Hamish Traherne thrust his hand into his cassock thinking, for the moment, that it was his well-worn ulster and that he would feel the familiar form of Ricoletto.

It may be noted from this futile and unconscious gesture, how much hangs in this world upon insignificant threads. Had the priest’s fingers touched at that moment the silky coat of his little friend he would have derived sufficient courage to ask his formidable host point-blank whether, in leaving Linda in this way, he left her as innocent and unharmed as when he crossed her path at the beginning. Not having Ricoletto with him, however, and his fingers encountering nothing but his own woolen shirt, he lacked the inspiration to carry the matter to this conclusion. Thus, upon the trifling accident of a tame rodent having been left outside a library or, if you will, upon an eccentric parson having no pocket, depended the whole future of Linda Herrick. For, had he put that question and had Brand confessed the truth, the priest would undoubtedly, under every threat in his power, have commanded him to marry her and it is possible, considering the mood the man was in at that moment and considering also the nature of the threat held over him, he would have bowed to the inevitable and undertaken to do it.

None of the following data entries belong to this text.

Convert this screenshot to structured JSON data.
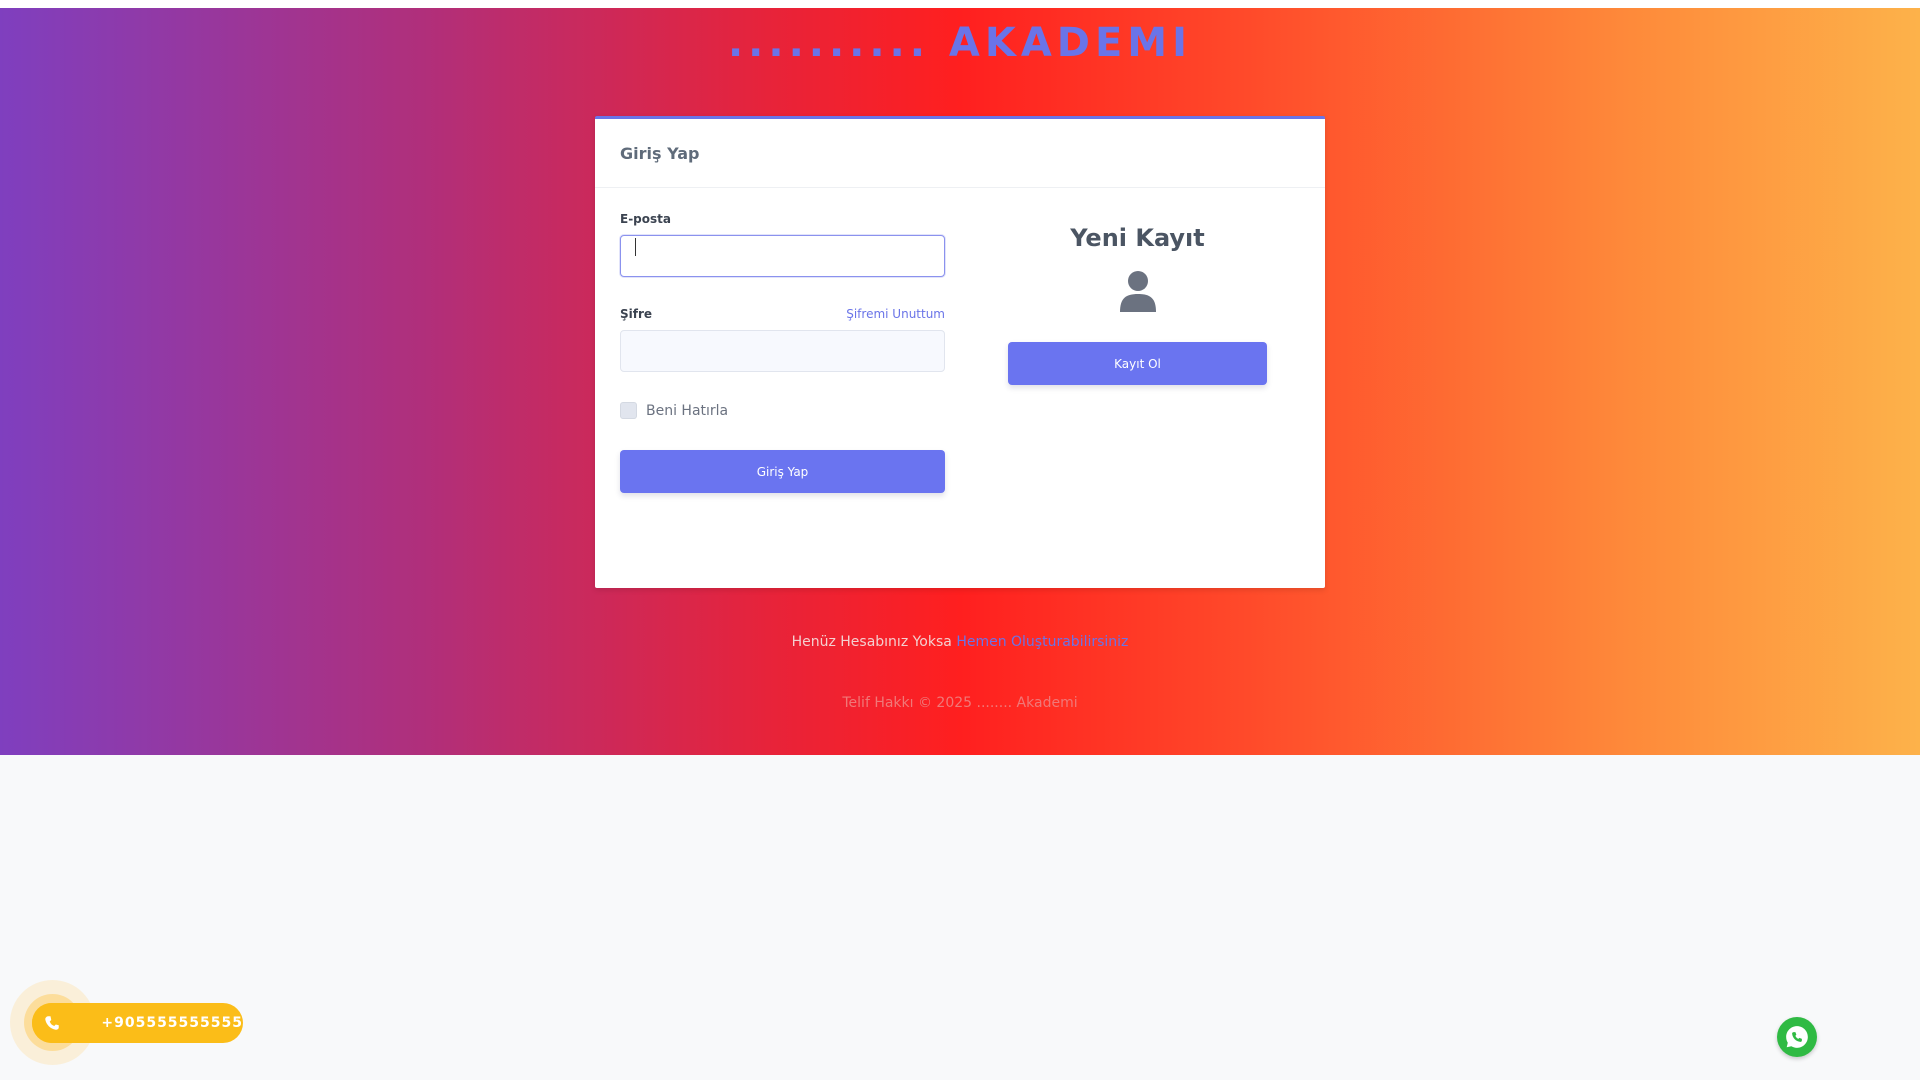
{
  "brand": {
    "title": ".......... AKADEMI"
  },
  "login": {
    "header": "Giriş Yap",
    "email_label": "E-posta",
    "email_value": "",
    "password_label": "Şifre",
    "forgot_link": "Şifremi Unuttum",
    "remember_label": "Beni Hatırla",
    "submit_label": "Giriş Yap"
  },
  "register": {
    "title": "Yeni Kayıt",
    "icon": "user-icon",
    "button_label": "Kayıt Ol"
  },
  "footer": {
    "prompt": "Henüz Hesabınız Yoksa",
    "link": "Hemen Oluşturabilirsiniz",
    "copyright": "Telif Hakkı © 2025 ........ Akademi"
  },
  "contact": {
    "phone": "+905555555555",
    "phone_icon": "phone-icon",
    "whatsapp_icon": "whatsapp-icon"
  },
  "colors": {
    "accent": "#6a74f0",
    "phone_pill": "#fbbd18",
    "whatsapp": "#2fba43"
  }
}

The intricate and baffling complications of human life found further illustration in the very nature of this mysterious threat hinted at so darkly by Mr. Traherne. It was in reality—and Brand knew well that it was—nothing more or less than the making clear to Mrs. Renshaw beyond all question or doubt, of the actual character of the son she tried so conscientiously to idealize. For some basic and profound reason, inherent in his inmost nature, it was horrible to Brand to think of his mother knowing him. She might suspect and she might know that he knew she suspected, but to have the thing laid quite bare between them would be to send a rending and shattering crack through the unconscious hypocrisy of twenty years. For certain natures any drastic cleavage of slowly built-up moral relations is worse than death. Brand would have felt less remorse in being the cause of his mother’s death than of being the cause of her knowing him as he really was. The matter of Linda being thus settled between the two men, if the understanding so reached could be regarded as settling it, they both turned round, anxious for some distraction, to the quarter of the room where their friends had been conversing. But Philippa and the Doctor were no longer with them. Brand looked whimsically at the priest who, shrugging his shoulders, poured himself out a third glass from the decanter on the table. They then moved to the window which reached almost to the ground. Stepping over its low ledge, they passed out upon the terrace. They were at once aware of a change in the atmospheric conditions. The veil of mist had entirely been swept away from the sky. The vast expanse twinkled with bright stars and, far down among the trees, they could discern the crescent form of the new moon.